Cities and towns could find individuals and groups to buy their hometown titles, with copy running on their own sites, potentially with a syndication deal to Stuff (or anyone else for that matter), to ensure both national and regional coverage is maintained. They would not be the massive profit-centres they once were, but there are hundreds of new and old city and town newsrooms around the world thriving on some combination of reader revenue, philanthropy and innovation.
Stuff might end up being simply the Dominion-Post, the Sunday Star-Times and the juggernaut website, with everything from Neighbourly to the Waikato Times sold off to create a lean operation with a strong range of incoming content deals and a decent cash pile to survive the recession and emerge as an efficient and right-sized business, with far more goodwill than it had going in. Some of the on-sold newspapers would inevitably fail, but others would thrive, and the network is less endangered by being far more distributed in its operation.
This could be accomplished with the post-Bauer magazines, and radio too, both in terms of brands and frequencies. Perhaps we’ll see a slew of management buyouts, as private equity ceases to view media as a cash cow, and it returns to being a solid owner-operator style business sector.
This scenario would force media agencies to work harder, as audiences would begin to splinter, but there are good businesses which already exist and could be created to sit between these organisations, concentrating solely on sales, marketing, or distribution (Stuff would be well-placed to be a big player in this scene, as is NZME). There is a strong case for the state-owned likes of RNZ and TVNZ performing some of those functions, allowing them to be seen as facilitators of a new independent media, rather than its competitors.
Most of all, the new independents would cast off the weight of being seen as grey, cynical corporates (a mostly unfair but widespread perception), and thus be able to enjoy the power and financial goodwill of being seen as locally-owned and independent.

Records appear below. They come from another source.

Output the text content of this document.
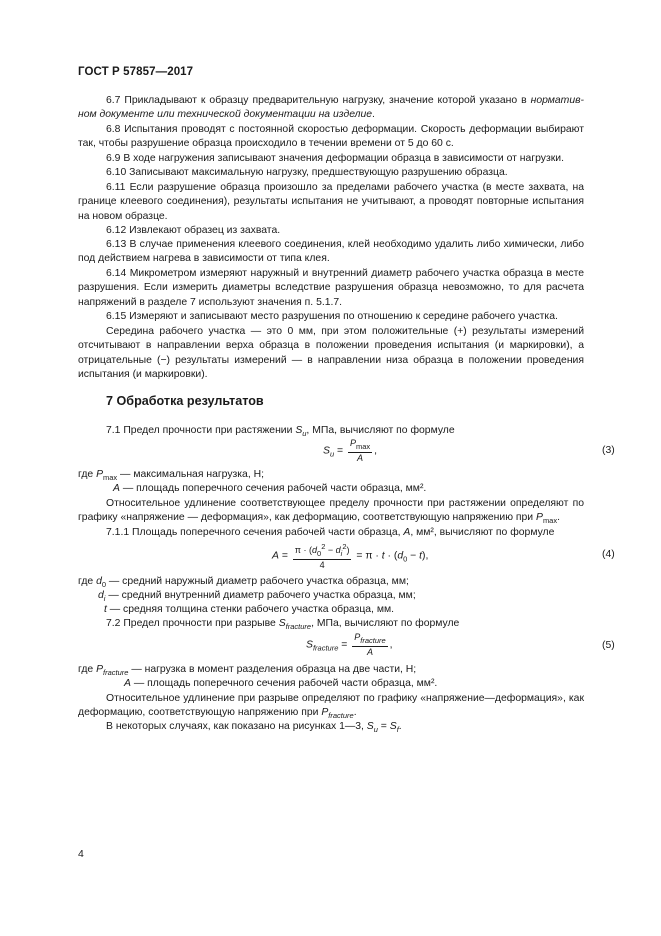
ГОСТ Р 57857—2017
6.7 Прикладывают к образцу предварительную нагрузку, значение которой указано в нормативном документе или технической документации на изделие.
6.8 Испытания проводят с постоянной скоростью деформации. Скорость деформации выбирают так, чтобы разрушение образца происходило в течении времени от 5 до 60 с.
6.9 В ходе нагружения записывают значения деформации образца в зависимости от нагрузки.
6.10 Записывают максимальную нагрузку, предшествующую разрушению образца.
6.11 Если разрушение образца произошло за пределами рабочего участка (в месте захвата, на границе клеевого соединения), результаты испытания не учитывают, а проводят повторные испытания на новом образце.
6.12 Извлекают образец из захвата.
6.13 В случае применения клеевого соединения, клей необходимо удалить либо химически, либо под действием нагрева в зависимости от типа клея.
6.14 Микрометром измеряют наружный и внутренний диаметр рабочего участка образца в месте разрушения. Если измерить диаметры вследствие разрушения образца невозможно, то для расчета напряжений в разделе 7 используют значения п. 5.1.7.
6.15 Измеряют и записывают место разрушения по отношению к середине рабочего участка.
Середина рабочего участка — это 0 мм, при этом положительные (+) результаты измерений отсчитывают в направлении верха образца в положении проведения испытания (и маркировки), а отрицательные (−) результаты измерений — в направлении низа образца в положении проведения испытания (и маркировки).
7 Обработка результатов
7.1 Предел прочности при растяжении $S_u$, МПа, вычисляют по формуле
$S_u = \frac{P_{max}}{A}$ ,	(3)
где $P_{max}$ — максимальная нагрузка, Н;
A — площадь поперечного сечения рабочей части образца, мм².
Относительное удлинение соответствующее пределу прочности при растяжении определяют по графику «напряжение — деформация», как деформацию, соответствующую напряжению при $P_{max}$.
7.1.1 Площадь поперечного сечения рабочей части образца, A, мм², вычисляют по формуле
$A = \frac{\pi \cdot (d_0^2 - d_i^2)}{4} = \pi \cdot t \cdot (d_0 - t)$,	(4)
где $d_0$ — средний наружный диаметр рабочего участка образца, мм;
$d_i$ — средний внутренний диаметр рабочего участка образца, мм;
t — средняя толщина стенки рабочего участка образца, мм.
7.2 Предел прочности при разрыве $S_{fracture}$, МПа, вычисляют по формуле
$S_{fracture} = \frac{P_{fracture}}{A}$ ,	(5)
где $P_{fracture}$ — нагрузка в момент разделения образца на две части, Н;
A — площадь поперечного сечения рабочей части образца, мм².
Относительное удлинение при разрыве определяют по графику «напряжение—деформация», как деформацию, соответствующую напряжению при $P_{fracture}$.
В некоторых случаях, как показано на рисунках 1—3, $S_u = S_f$.
4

And with that the case for government support – ideally through an expanded NZ on Air – would be that much more politically palatable. It’s easier to help out the Wairarapa Times-Age than it is MediaWorks. That might not be fair, but it’s reality.

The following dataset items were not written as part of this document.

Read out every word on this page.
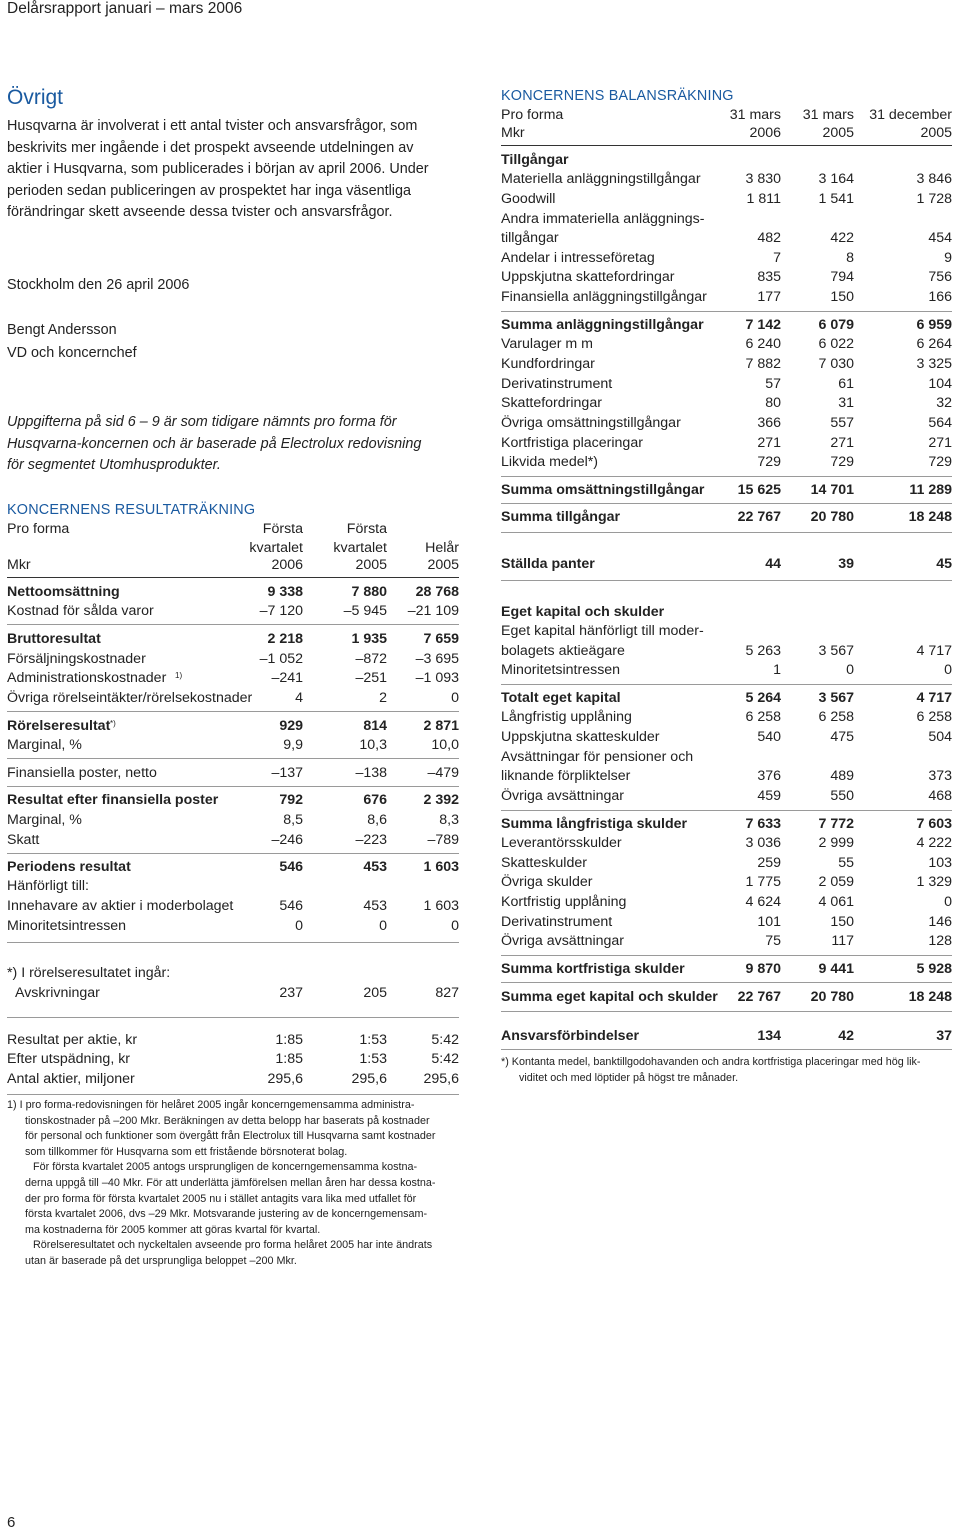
Delårsrapport januari – mars 2006
Övrigt
Husqvarna är involverat i ett antal tvister och ansvarsfrågor, som
beskrivits mer ingående i det prospekt avseende utdelningen av
aktier i Husqvarna, som publicerades i början av april 2006. Under
perioden sedan publiceringen av prospektet har inga väsentliga
förändringar skett avseende dessa tvister och ansvarsfrågor.
Stockholm den 26 april 2006
Bengt Andersson
VD och koncernchef
Uppgifterna på sid 6 – 9 är som tidigare nämnts pro forma för
Husqvarna-koncernen och är baserade på Electrolux redovisning
för segmentet Utomhusprodukter.
KONCERNENS RESULTATRÄKNING
Pro forma	Första	Första
kvartalet	kvartalet	Helår
Mkr	2006	2005	2005
Nettoomsättning	9 338	7 880	28 768
Kostnad för sålda varor	–7 120	–5 945	–21 109
Bruttoresultat	2 218	1 935	7 659
Försäljningskostnader	–1 052	–872	–3 695
Administrationskostnader 1)	–241	–251	–1 093
Övriga rörelseintäkter/rörelsekostnader	4	2	0
Rörelseresultat *)	929	814	2 871
Marginal, %	9,9	10,3	10,0
Finansiella poster, netto	–137	–138	–479
Resultat efter finansiella poster	792	676	2 392
Marginal, %	8,5	8,6	8,3
Skatt	–246	–223	–789
Periodens resultat	546	453	1 603
Hänförligt till:
Innehavare av aktier i moderbolaget	546	453	1 603
Minoritetsintressen	0	0	0
*) I rörelseresultatet ingår:
Avskrivningar	237	205	827
Resultat per aktie, kr	1:85	1:53	5:42
Efter utspädning, kr	1:85	1:53	5:42
Antal aktier, miljoner	295,6	295,6	295,6
1) I pro forma-redovisningen för helåret 2005 ingår koncerngemensamma administra-
tionskostnader på –200 Mkr. Beräkningen av detta belopp har baserats på kostnader
för personal och funktioner som övergått från Electrolux till Husqvarna samt kostnader
som tillkommer för Husqvarna som ett fristående börsnoterat bolag.
För första kvartalet 2005 antogs ursprungligen de koncerngemensamma kostna-
derna uppgå till –40 Mkr. För att underlätta jämförelsen mellan åren har dessa kostna-
der pro forma för första kvartalet 2005 nu i stället antagits vara lika med utfallet för
första kvartalet 2006, dvs –29 Mkr. Motsvarande justering av de koncerngemensam-
ma kostnaderna för 2005 kommer att göras kvartal för kvartal.
Rörelseresultatet och nyckeltalen avseende pro forma helåret 2005 har inte ändrats
utan är baserade på det ursprungliga beloppet –200 Mkr.
KONCERNENS BALANSRÄKNING
Pro forma	31 mars	31 mars	31 december
Mkr	2006	2005	2005
Tillgångar
Materiella anläggningstillgångar	3 830	3 164	3 846
Goodwill	1 811	1 541	1 728
Andra immateriella anläggnings-
tillgångar	482	422	454
Andelar i intresseföretag	7	8	9
Uppskjutna skattefordringar	835	794	756
Finansiella anläggningstillgångar	177	150	166
Summa anläggningstillgångar	7 142	6 079	6 959
Varulager m m	6 240	6 022	6 264
Kundfordringar	7 882	7 030	3 325
Derivatinstrument	57	61	104
Skattefordringar	80	31	32
Övriga omsättningstillgångar	366	557	564
Kortfristiga placeringar	271	271	271
Likvida medel*)	729	729	729
Summa omsättningstillgångar	15 625	14 701	11 289
Summa tillgångar	22 767	20 780	18 248
Ställda panter	44	39	45
Eget kapital och skulder
Eget kapital hänförligt till moder-
bolagets aktieägare	5 263	3 567	4 717
Minoritetsintressen	1	0	0
Totalt eget kapital	5 264	3 567	4 717
Långfristig upplåning	6 258	6 258	6 258
Uppskjutna skatteskulder	540	475	504
Avsättningar för pensioner och
liknande förpliktelser	376	489	373
Övriga avsättningar	459	550	468
Summa långfristiga skulder	7 633	7 772	7 603
Leverantörsskulder	3 036	2 999	4 222
Skatteskulder	259	55	103
Övriga skulder	1 775	2 059	1 329
Kortfristig upplåning	4 624	4 061	0
Derivatinstrument	101	150	146
Övriga avsättningar	75	117	128
Summa kortfristiga skulder	9 870	9 441	5 928
Summa eget kapital och skulder	22 767	20 780	18 248
Ansvarsförbindelser	134	42	37
*) Kontanta medel, banktillgodohavanden och andra kortfristiga placeringar med hög lik-
viditet och med löptider på högst tre månader.
6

Something has to give, and with the sale of Stuff it’s very likely to happen reasonably quickly. The current model sees advertising on newsprint owned by consolidated groups funding a large majority of New Zealand journalism. This is no longer financially viable, and will never be again. But New Zealand’s media industry was built on hundreds of papers starting small, and attracting a loyal audience. For decades that was the norm, until they began being hoovered up and combined. Maybe it’s a trend that has had its day, and it’s time for it to reverse. That instead of ever tighter consolidation, it’s time for the independents to rise again.